Kiara mengikuti saja ketika Leo menggenggam jemarinya dan mengajaknya masuk ke dalam. "Wah, indah sekali." Mata Kiara berbinar setelah berada di dalam. Bangunan yang bergaya Timur Tengah dengan manik-manik penghias restauran sangat menakjubkan dipandang mata. Kiara hanya memperhatikan saja ketika Leo berbicara dengan salah satu pelayan. "Sepertinya Leo sering ke sini. Lihatlah mereka semua sangat menghormatinya," Kiara berbicara sendiri dihatinya.
"Kita duduk di sana," tunjuk Leo. "Kenapa denganmu? Seperti orang kebingungan."
Kiara mengikuti Leo dari belakang. "Leo, aku ingin pulang. Ibu pasti mencemaskan aku karena belum pulang."
"Aku akan telepon Ibumu. Duduklah." Leo menarik salah satu kursi untuk Kiara. "Berapa nomor ponsel Ibumu?" tanyanya setelah ikut duduk di samping Kiara.
Kiara mengambil ponsel dari saku baju seragamnya. "Aku telepon dari ponselku saja."
Leo merebut ponsel yang Kiara pegang. "Aku yang akan bicara dengan Ibumu. Yang mana nomornya? Apa yang bertuliskan Ibu?"
"Apa yang kamu lakukan! Kembalikan!! Biar aku yang telepon Ibu!"
"Ssstt, jangan berteriak." Leo mendekatkan jarinya ke bibir. "Ini bukan hutan," ucap Leo tersenyum. "Biar aku yang telepon, kamu malah berisik."
Kiara memasang wajah kesal, dirinya selalu kalah kalau berhadapan dengan Leo.

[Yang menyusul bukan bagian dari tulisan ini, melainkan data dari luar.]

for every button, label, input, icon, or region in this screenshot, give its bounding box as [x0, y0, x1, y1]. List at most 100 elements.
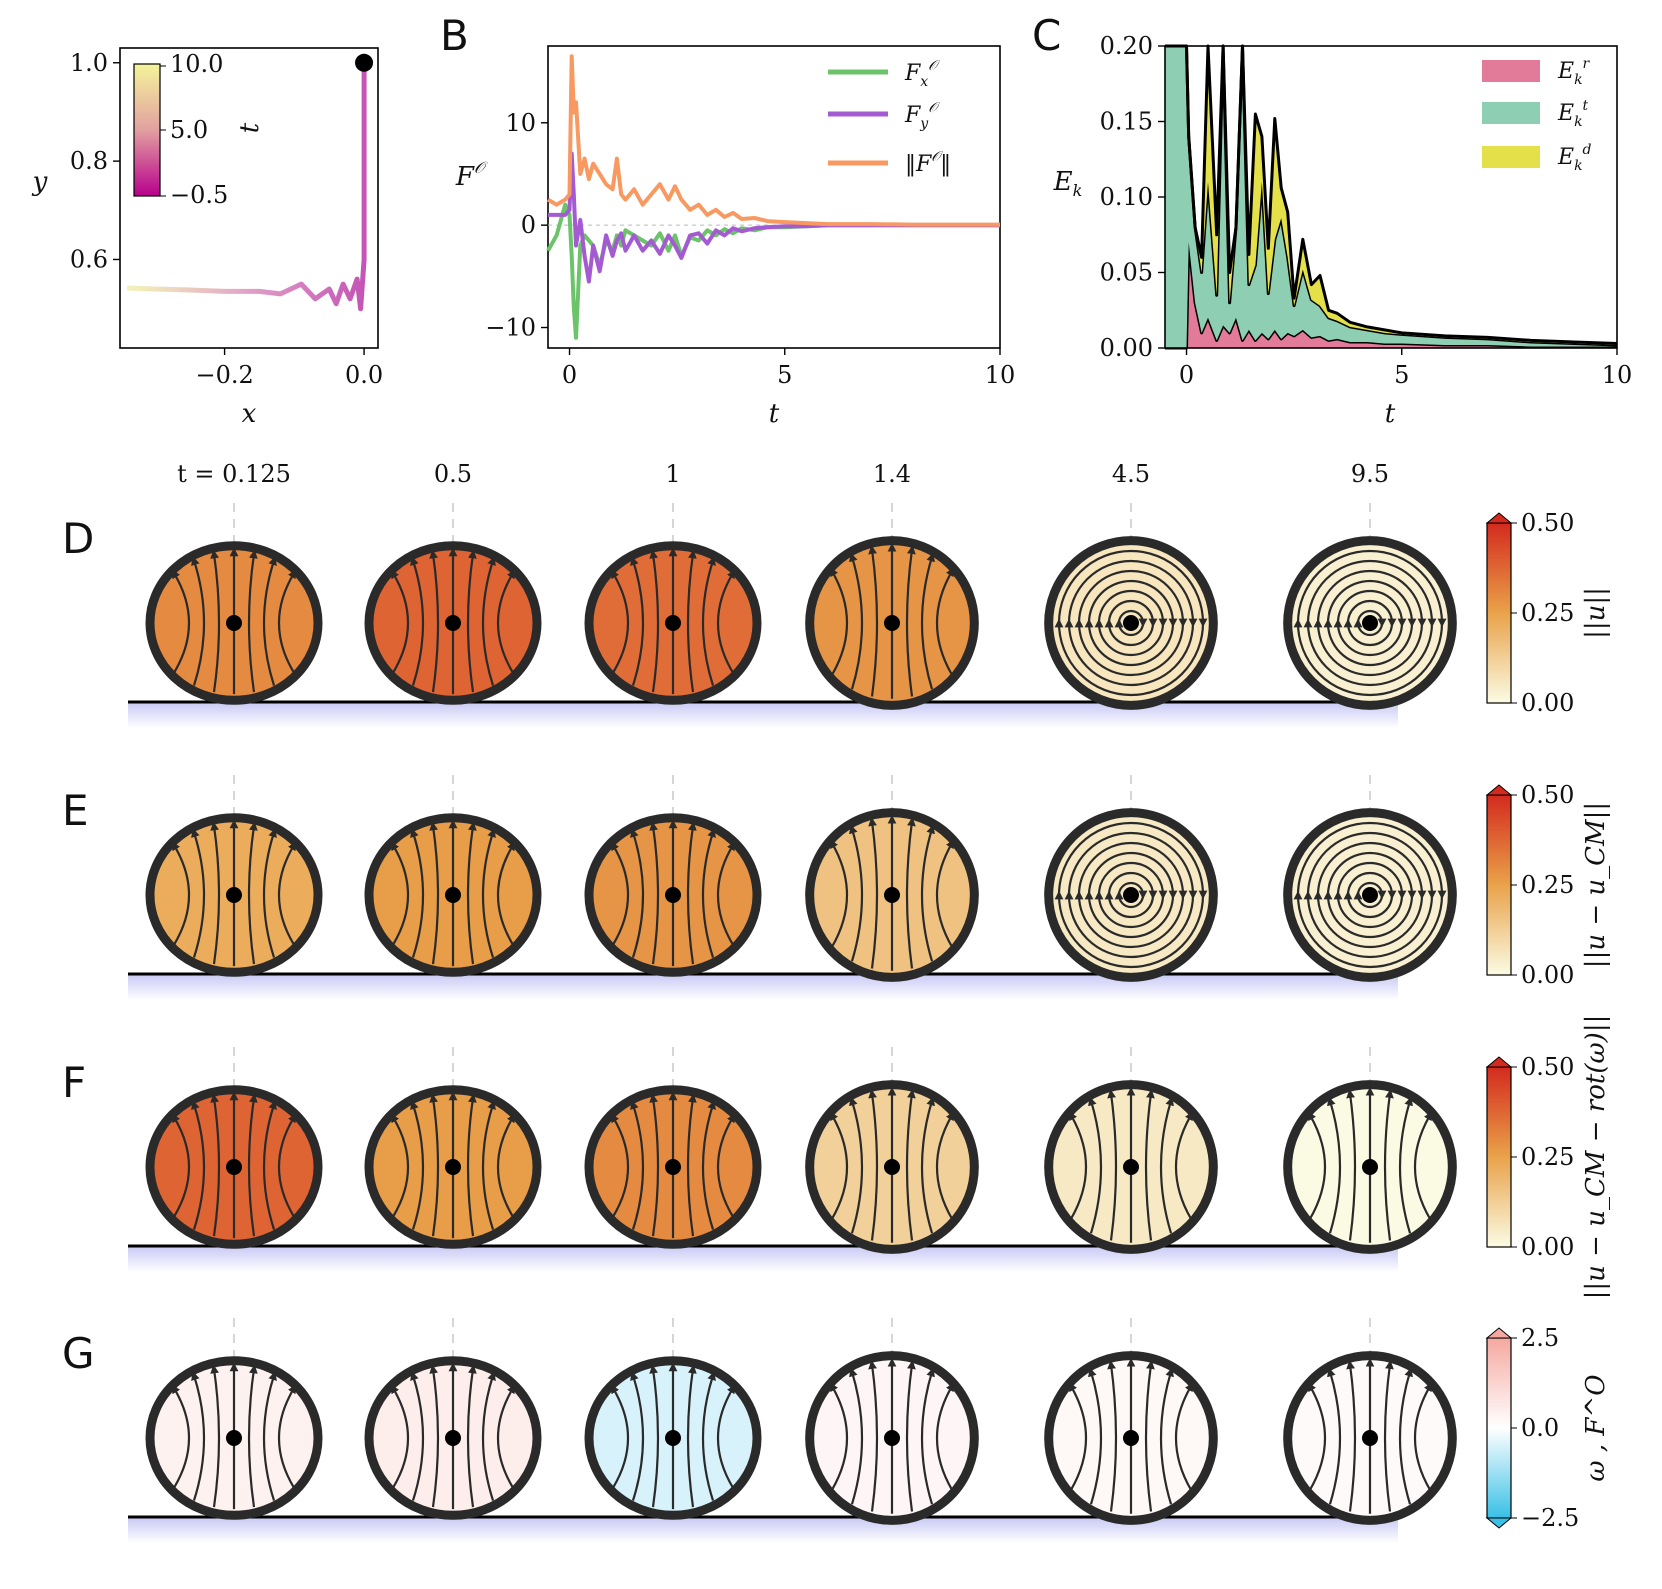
- streamline: [278, 841, 297, 946]
- streamline: [1159, 1096, 1174, 1234]
- streamline: [701, 1100, 716, 1230]
- streamline: [191, 556, 206, 686]
- streamline: [171, 1113, 190, 1218]
- cell-centroid-marker: [665, 887, 681, 903]
- panel-b-axes-frame: [547, 45, 1001, 349]
- colorbar-tick-label: 0.00: [1521, 689, 1574, 717]
- panel-b-legend: Fx𝒪 Fy𝒪 ‖F𝒪‖: [828, 58, 951, 177]
- snapshot-row-d: D 0.50 0.25 0.00 ||u||: [62, 503, 1611, 728]
- colorbar-tick-label: −2.5: [1521, 1504, 1579, 1532]
- legend-swatch-er: [1482, 60, 1540, 82]
- cell-centroid-marker: [665, 615, 681, 631]
- streamline: [610, 1113, 629, 1218]
- colorbar-d: [1486, 522, 1512, 704]
- streamline: [210, 821, 221, 965]
- cell-snapshot: [805, 808, 979, 982]
- panel-a-xlabel: x: [242, 399, 257, 429]
- cell-snapshot: [1044, 536, 1218, 710]
- panel-c-area-er: [1165, 242, 1617, 348]
- panel-b-series-fnorm: [546, 54, 1000, 227]
- cell-centroid-marker: [665, 1430, 681, 1446]
- panel-c-ytick-label: 0.10: [1100, 183, 1153, 211]
- colorbar-f: [1486, 1066, 1512, 1248]
- streamline: [191, 1100, 206, 1230]
- legend-label-fy: Fy𝒪: [904, 100, 940, 132]
- streamline: [171, 841, 190, 946]
- snapshot-row-e: E 0.50 0.25 0.00||u − u_CM||: [62, 775, 1611, 1000]
- streamline: [497, 841, 516, 946]
- panel-a-ytick-label: 0.8: [70, 147, 108, 175]
- streamline: [191, 1371, 206, 1501]
- panel-c-legend: Ekr Ekt Ekd: [1482, 56, 1592, 174]
- streamline: [429, 1093, 440, 1237]
- streamline: [278, 1384, 297, 1489]
- streamline: [390, 1113, 409, 1218]
- snapshot-time-label: 4.5: [1112, 460, 1150, 488]
- streamline: [278, 1113, 297, 1218]
- streamline: [210, 549, 221, 693]
- panel-label-g: G: [62, 1329, 95, 1378]
- cell-centroid-marker: [884, 1430, 900, 1446]
- panel-a-trajectory: [126, 53, 374, 312]
- panel-a-ytick-label: 1.0: [70, 49, 108, 77]
- colorbar-tick-label: 0.50: [1521, 781, 1574, 809]
- streamline: [429, 549, 440, 693]
- streamline: [1107, 1360, 1118, 1512]
- colorbar-label-g: ω , F^O: [1581, 1374, 1611, 1481]
- panel-a-trajectory-line: [126, 62, 367, 312]
- streamline: [905, 817, 916, 969]
- cell-snapshot: [145, 1356, 323, 1520]
- streamline: [936, 567, 955, 676]
- panel-b-ytick-label: −10: [485, 314, 536, 342]
- cell-snapshot: [1044, 1351, 1218, 1525]
- panel-c-area-et: [1165, 46, 1617, 348]
- streamline: [936, 839, 955, 948]
- streamline: [1307, 1111, 1326, 1220]
- snapshot-time-label: 9.5: [1351, 460, 1389, 488]
- cell-centroid-marker: [1123, 615, 1139, 631]
- streamline: [1307, 1382, 1326, 1491]
- cell-snapshot: [805, 1351, 979, 1525]
- streamline: [429, 1364, 440, 1508]
- panel-b-ticks: 0 5 10 −10 0 10: [485, 109, 1015, 389]
- panel-c-ytick-label: 0.15: [1100, 108, 1153, 136]
- streamline: [481, 1371, 496, 1501]
- streamline: [1054, 549, 1208, 697]
- legend-label-fnorm: ‖F𝒪‖: [905, 149, 951, 177]
- streamline: [410, 1100, 425, 1230]
- cell-snapshot: [1283, 1351, 1457, 1525]
- panel-a-colorbar-ticks: 10.0 5.0 −0.5: [160, 50, 228, 209]
- panel-c: C 0 5 10 0.00 0.05 0.10 0.15 0.20 t Ek Ekr Ekt …: [1032, 11, 1632, 429]
- streamline: [262, 828, 277, 958]
- streamline: [717, 569, 736, 674]
- streamline: [262, 556, 277, 686]
- panel-a-ytick-label: 0.6: [70, 245, 108, 273]
- cell-snapshot: [1044, 808, 1218, 982]
- cell-snapshot: [805, 536, 979, 710]
- cell-snapshot: [1283, 1080, 1457, 1254]
- streamline: [247, 1364, 258, 1508]
- streamline: [686, 821, 697, 965]
- streamline: [701, 1371, 716, 1501]
- cell-centroid-marker: [884, 615, 900, 631]
- streamline: [1175, 1382, 1194, 1491]
- snapshot-time-labels: t = 0.125 0.5 1 1.4 4.5 9.5: [177, 460, 1389, 488]
- cell-centroid-marker: [884, 1159, 900, 1175]
- streamline: [191, 828, 206, 958]
- streamline: [497, 569, 516, 674]
- streamline: [497, 1384, 516, 1489]
- colorbar-g: [1486, 1337, 1512, 1519]
- streamline: [849, 1367, 864, 1505]
- streamline: [1414, 1111, 1433, 1220]
- legend-label-ed: Ekd: [1557, 142, 1592, 174]
- panel-b-xtick-label: 5: [777, 361, 792, 389]
- panel-c-area-ed-edge: [1165, 44, 1618, 345]
- cell-centroid-marker: [1123, 1430, 1139, 1446]
- streamline: [210, 1093, 221, 1237]
- panel-label-f: F: [62, 1058, 86, 1107]
- snapshot-rows: D 0.500.250.00||u|| E 0.500.250.00||u − u_C…: [62, 503, 1611, 1543]
- cell-centroid-marker: [226, 615, 242, 631]
- streamline: [247, 549, 258, 693]
- panel-a-xtick-label: −0.2: [195, 361, 253, 389]
- panel-b-ylabel: F𝒪: [455, 158, 488, 192]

"Halo, dengan Ibu?" Tanya Leo yang berhasil menelepon Ibunya Kiara. "Kiara sedang bersamaku." Leo berhenti sejenak mendengarkan suara dari sana. "Kita mampir makan sebentar. Nanti aku akan mengantarnya pulang. Tenang saja, tidak akan terjadi apa-apa." Leo kembali terdiam mendengarkan suara dari sana. "Leonardo, Bu." Kemudian Leo menutup ponselnya.
"Kembalikan ponselku!" Ucap Kiara kesal, mencoba mengambil ponselnya tetapi Leo lebih dulu memasukannya ke dalam saku celananya.
"Ambil kalau bisa," Leo tersenyum, menggoda Kiara yang sedang kesal.
Wajah Kiara sangat kesal, melihat Leo yang sengaja selalu membuatnya marah.